The Danish government seeks to pass a new bill that would require migrants to shake hands in order to receive citizenship. If passed, migrants would necessarily have to sign an agreement to comply with the Danish custom and shake hands with the mayor of municipality. If the handshake is not performed, citizenship will be denied.
This law would likely draw issue from the Islamic community. Within this culture, it is problematic for a Muslim woman to shake a man’s hand. Aware of this issue, some Danish representatives are voicing their discontent with the motion. On Denmark radio, Mayor John Schmidt Andersen said, “It’s not very liberal to force people to shake hands if you come from a culture where you are greeted in a different way.”

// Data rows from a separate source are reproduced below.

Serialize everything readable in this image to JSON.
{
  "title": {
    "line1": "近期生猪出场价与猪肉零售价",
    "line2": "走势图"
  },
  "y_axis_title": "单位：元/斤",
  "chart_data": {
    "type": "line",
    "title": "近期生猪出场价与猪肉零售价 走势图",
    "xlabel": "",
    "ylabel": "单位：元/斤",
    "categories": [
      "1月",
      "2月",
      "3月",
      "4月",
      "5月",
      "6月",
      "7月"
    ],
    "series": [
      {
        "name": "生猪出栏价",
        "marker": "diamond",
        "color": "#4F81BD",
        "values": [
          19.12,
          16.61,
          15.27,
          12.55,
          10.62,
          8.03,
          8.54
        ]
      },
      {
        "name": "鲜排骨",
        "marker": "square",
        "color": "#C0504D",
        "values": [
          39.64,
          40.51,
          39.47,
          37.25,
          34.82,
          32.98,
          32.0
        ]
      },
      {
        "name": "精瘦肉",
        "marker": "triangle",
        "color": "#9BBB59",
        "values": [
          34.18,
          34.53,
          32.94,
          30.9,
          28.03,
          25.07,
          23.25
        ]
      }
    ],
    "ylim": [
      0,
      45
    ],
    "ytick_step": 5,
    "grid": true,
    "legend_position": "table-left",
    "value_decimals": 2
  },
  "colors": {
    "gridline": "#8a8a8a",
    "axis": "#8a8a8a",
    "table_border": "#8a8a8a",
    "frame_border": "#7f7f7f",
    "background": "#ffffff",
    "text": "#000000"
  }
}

Despite the opposition, Integration Minister Inger Stojberg stands behind the proposal. According to Ms. Stojberg, conforming to this standard symbolizes that migrants are embracing Danish values. The Integration Minister told daily newspaper Jyllands-Posten, “The handshake is the accepted way of greeting people in Denmark. That’s the way we show respect for each other in this in this country. That’s why it’s a natural part of this ceremony.”
The Muslim influence has rapidly increased all across Europe in the last few years. The dispute with the Danish political system represents two opposing schools of thought on who to approach the influx of a foreign culture and people.
The liberal voice is in favor of cultural distinctions emerging on the European land mass. Cross cultural norms would thus be catered towards with political and societal evolution attempting to appease distinct worldviews under one unified system.
The traditional voice is in favor of maintaining a dominant Eurocentric culture. Migrating peoples from other lands would thus be assimilating to the norms and values present to the location of which they have chosen to become a member.
Either way, the Muslim influence is new territory for European politics. A cultural experiment is underway, and the western will is unavoidably to be tested as to how to appropriately address a new historical phenomenon.